Lord Ponsonby, who made the collection and examination of old diaries the occupation of all his leisure, declares that the least delicate entries in Pepys' are important as demonstrating his absolute honesty as a diarist, and in no way suggest any coarseness in his disposition. Considering the people he met daily and the things he saw daily, the marvel is, Lord Ponsonby avers, that there is so little in the diary to shock us.

His Bark Worse Than His Bite
It is a little unfortunate that so much stress has been laid on those passages that describe the sparks which flew when Samuel and his wife fell out. It is only because of the stark sincerity of the manuscript that such entries occur at all.

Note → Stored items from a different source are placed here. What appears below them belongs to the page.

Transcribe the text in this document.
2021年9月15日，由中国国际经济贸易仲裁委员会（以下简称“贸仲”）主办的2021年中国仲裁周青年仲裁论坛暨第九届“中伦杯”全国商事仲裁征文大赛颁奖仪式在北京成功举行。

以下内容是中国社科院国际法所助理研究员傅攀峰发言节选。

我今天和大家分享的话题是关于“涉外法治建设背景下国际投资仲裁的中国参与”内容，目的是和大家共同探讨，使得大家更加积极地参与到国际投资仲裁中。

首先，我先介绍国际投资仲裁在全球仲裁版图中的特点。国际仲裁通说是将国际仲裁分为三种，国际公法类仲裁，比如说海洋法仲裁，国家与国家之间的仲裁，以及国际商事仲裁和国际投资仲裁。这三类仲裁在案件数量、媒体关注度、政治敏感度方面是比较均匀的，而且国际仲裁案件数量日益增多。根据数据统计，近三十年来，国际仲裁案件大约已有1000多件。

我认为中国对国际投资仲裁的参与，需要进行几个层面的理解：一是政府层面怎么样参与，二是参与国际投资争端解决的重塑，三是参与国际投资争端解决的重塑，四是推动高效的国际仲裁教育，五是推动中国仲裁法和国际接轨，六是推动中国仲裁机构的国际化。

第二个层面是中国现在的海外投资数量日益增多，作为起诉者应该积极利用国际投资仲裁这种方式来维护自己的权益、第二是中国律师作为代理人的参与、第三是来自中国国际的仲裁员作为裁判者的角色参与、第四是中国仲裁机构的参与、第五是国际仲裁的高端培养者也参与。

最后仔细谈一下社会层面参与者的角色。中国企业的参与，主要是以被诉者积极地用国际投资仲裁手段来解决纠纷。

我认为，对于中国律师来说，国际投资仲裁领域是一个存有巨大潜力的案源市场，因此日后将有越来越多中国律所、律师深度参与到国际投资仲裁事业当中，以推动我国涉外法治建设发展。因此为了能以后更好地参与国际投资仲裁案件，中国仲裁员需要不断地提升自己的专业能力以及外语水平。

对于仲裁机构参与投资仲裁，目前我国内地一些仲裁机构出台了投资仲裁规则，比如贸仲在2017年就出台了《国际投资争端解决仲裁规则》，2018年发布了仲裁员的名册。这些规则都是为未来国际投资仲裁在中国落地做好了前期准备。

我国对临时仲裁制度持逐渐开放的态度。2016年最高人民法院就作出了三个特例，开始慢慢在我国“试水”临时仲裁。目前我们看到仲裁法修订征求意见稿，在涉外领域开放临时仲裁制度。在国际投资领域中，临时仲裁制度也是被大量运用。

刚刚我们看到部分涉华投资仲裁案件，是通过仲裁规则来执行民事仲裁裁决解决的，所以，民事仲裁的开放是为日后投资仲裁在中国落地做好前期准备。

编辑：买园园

Let no man suppose that the pair lived a cat and dog life. Elizabeth St. Michel, the daughter of a Huguenot refugee, was only 15 when she married. She was surpassingly beautiful, and her young husband, who was 22, was inordinately proud of her. Five years after their marriage he takes her to a fashionable wedding at Goring House. The feast is adorned by the loveliest ladies in London, but in all that galaxy of beauty Mr. Pepys can see no face or form of his own Elizabeth. He may occasionally tweak her nose or box her ears, but he worships the ground she treads just the same. And a few years later he spends much time and money in having her portrait painted, first by Hales, and then by Cooper.

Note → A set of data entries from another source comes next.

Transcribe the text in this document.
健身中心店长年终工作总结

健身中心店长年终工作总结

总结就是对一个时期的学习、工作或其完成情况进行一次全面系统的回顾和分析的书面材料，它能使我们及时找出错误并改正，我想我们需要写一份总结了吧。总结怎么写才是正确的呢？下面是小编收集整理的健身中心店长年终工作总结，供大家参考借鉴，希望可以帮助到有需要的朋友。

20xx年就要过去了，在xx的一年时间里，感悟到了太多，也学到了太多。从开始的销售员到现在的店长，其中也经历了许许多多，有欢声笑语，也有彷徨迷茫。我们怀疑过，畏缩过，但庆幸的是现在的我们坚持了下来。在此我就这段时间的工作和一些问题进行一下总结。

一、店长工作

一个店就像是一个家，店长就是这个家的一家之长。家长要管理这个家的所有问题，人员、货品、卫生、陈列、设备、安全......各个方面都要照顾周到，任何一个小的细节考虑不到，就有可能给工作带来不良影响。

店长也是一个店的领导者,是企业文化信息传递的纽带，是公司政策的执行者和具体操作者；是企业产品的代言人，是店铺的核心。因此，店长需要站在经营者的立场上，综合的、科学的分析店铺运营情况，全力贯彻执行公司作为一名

Our literature contains a few books that are solitary, distinctive, unique. Among these most exceptional works the diary of Samuel Pepys holds a conspicuous place. It is said that nobody has ever read Spenser's "Faerie Queen" or Cervantes' "Don Quixote" right through.The same is probably true of Pepys' diary, but we have all enjoyed it in small doses. It has been more often parodied than any other prose work, and parody is the pinnacle of compliment. Then, too, the whimsical little mannerisms of Mr. Pepys have crept into all our vocabularies. His "up betimes" and his "and so to bed" are echoed every day. His work fills a great place in our literature and in our lives, and the world would seem a strange place without it.